Posted by ESC on July 10, 2011 at 20:10
In Reply to: Wilbur's newground posted by David Dougherty on July 09, 2011 at 14:50:
: Anyone ever heard of the saying or any reference to an expression my Father used to use commonly: "Wilbur's newground" as in; "That barn is leaning towards Wilbur's newground"?
Newground -- in West Virginia speak -- means land that hasn't been plowed before. The leaning is one of a series:
LEAN TOWARD JESUS/FISHER'S/ PERKIN'S - Lean towards Jesus -- "A carpenter's expression for something slanted, out of plumb." From the Mountain Range chapter of "Facts on File Dictionary of American Regionalisms" by Robert Hendrickson (Facts on File, New York, 2000).
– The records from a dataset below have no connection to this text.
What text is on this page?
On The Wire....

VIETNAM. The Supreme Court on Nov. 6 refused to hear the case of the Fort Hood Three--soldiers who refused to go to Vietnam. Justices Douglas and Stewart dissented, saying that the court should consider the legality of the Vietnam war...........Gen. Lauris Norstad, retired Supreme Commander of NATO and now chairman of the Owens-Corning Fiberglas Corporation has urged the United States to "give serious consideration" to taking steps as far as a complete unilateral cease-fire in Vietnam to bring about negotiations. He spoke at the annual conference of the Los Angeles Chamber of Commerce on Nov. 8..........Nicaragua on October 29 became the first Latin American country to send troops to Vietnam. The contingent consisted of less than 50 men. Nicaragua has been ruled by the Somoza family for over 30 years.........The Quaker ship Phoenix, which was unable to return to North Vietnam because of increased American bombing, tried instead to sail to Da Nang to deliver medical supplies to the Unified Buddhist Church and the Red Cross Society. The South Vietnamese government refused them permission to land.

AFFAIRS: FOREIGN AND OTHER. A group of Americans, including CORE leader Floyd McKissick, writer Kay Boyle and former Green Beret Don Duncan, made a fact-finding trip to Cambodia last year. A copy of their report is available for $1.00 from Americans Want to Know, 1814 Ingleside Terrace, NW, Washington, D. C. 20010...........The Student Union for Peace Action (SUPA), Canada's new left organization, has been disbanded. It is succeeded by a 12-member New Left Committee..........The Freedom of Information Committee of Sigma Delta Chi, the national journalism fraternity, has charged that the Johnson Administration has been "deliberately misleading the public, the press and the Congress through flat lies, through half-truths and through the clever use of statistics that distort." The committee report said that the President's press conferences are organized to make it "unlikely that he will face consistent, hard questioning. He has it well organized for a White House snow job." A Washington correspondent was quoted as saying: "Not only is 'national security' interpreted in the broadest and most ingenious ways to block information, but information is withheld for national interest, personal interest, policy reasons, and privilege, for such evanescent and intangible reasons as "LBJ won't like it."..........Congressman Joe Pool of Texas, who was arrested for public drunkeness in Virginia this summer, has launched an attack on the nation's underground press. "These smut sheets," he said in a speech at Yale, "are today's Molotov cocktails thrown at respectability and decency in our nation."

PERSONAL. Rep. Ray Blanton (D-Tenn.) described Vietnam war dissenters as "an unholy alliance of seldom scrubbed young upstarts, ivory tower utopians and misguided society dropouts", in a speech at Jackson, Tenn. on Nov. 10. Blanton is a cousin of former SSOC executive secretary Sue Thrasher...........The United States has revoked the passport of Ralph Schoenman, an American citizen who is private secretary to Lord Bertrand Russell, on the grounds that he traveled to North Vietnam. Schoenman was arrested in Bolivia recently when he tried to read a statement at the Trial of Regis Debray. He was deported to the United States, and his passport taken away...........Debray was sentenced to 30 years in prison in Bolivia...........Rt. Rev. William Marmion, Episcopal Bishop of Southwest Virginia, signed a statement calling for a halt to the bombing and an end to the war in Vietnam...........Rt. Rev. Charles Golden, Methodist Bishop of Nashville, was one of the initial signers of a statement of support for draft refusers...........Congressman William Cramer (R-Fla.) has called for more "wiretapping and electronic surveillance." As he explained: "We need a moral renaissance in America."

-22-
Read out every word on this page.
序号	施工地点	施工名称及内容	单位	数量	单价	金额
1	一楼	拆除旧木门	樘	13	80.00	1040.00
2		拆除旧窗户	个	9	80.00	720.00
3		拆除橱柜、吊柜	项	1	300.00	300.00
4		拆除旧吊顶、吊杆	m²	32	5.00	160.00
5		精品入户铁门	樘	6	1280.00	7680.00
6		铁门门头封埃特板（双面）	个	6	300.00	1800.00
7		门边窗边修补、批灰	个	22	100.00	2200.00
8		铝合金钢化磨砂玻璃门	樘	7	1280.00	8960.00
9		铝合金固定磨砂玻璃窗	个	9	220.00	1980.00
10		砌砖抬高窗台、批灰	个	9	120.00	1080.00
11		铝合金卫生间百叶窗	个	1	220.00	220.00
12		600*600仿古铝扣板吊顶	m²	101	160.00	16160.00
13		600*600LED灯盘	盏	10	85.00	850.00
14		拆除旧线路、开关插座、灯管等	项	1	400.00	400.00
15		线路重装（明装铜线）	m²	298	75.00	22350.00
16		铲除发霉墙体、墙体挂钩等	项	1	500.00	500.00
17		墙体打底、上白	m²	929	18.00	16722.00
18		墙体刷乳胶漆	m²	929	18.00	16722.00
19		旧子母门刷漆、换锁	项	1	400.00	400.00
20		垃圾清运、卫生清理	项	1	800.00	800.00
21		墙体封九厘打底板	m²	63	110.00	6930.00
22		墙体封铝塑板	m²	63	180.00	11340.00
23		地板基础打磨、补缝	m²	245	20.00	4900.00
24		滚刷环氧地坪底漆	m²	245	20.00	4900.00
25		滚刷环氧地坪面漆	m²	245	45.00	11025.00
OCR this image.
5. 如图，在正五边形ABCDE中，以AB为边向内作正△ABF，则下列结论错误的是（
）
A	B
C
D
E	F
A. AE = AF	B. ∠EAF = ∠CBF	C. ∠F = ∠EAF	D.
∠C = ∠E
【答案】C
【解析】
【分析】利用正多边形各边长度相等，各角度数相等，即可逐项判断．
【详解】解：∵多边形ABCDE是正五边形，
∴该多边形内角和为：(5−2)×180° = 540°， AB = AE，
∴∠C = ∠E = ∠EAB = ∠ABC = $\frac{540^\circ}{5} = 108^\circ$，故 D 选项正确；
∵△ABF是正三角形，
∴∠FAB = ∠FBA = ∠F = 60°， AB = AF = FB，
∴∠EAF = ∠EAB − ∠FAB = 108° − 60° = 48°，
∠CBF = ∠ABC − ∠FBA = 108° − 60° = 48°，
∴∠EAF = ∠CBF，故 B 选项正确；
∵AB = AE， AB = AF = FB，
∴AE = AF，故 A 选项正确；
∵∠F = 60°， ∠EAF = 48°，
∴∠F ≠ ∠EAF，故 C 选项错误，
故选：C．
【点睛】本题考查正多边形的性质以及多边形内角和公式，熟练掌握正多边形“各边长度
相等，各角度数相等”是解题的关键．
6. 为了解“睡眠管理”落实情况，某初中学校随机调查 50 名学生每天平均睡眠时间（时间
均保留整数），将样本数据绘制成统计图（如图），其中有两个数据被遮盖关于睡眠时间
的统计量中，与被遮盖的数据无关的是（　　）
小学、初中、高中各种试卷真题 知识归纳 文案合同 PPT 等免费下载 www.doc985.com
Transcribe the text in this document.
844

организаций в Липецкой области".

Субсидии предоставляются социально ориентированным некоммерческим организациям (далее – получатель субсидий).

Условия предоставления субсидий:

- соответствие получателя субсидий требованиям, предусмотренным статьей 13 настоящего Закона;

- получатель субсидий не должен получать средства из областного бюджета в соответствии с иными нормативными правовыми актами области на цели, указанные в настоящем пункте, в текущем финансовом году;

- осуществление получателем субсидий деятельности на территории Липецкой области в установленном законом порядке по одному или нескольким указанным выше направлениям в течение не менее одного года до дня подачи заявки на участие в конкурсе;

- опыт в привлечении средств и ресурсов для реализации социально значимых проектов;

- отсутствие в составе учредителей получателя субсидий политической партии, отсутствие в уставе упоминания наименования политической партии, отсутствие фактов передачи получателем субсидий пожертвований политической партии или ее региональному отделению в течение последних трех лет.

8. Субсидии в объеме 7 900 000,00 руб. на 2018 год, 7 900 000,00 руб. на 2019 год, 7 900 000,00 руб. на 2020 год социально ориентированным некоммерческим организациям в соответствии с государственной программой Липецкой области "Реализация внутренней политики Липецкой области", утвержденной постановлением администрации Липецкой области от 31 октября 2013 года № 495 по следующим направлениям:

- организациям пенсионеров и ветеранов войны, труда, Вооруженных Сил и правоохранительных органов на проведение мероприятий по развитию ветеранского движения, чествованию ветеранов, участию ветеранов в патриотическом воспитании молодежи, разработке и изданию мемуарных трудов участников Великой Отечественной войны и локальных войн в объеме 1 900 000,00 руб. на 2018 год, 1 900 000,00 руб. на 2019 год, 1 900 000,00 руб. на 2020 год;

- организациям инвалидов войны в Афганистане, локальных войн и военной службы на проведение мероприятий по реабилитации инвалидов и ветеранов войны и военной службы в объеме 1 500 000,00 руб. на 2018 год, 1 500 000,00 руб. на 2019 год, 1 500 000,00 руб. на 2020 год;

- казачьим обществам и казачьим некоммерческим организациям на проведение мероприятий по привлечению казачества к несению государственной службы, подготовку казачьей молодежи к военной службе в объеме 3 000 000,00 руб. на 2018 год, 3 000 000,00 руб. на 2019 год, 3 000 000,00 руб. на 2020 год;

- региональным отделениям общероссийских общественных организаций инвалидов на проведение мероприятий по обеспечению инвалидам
Page 385.
In a second reference, there is a long section about the verb "lean." One meaning is "to depart hurriedly" as in "lean for home." But the meaning we seek is: in (phrases) "lean toward Jones's," also New England "lean towards Sawyer's" and variations. To slant, tilt, be out of plumb. To lean towards Fisher's. Pennsylvania. Other forms: Perkin's, Cooper's, Schoonover's. "Dictionary of American Regional English," Volume III, I-O, by Frederic G. Cassidy and Joan Houston Hall (1996, Belknap Press of Harvard University Press, Cambridge, Mass., and London, England). Page 317.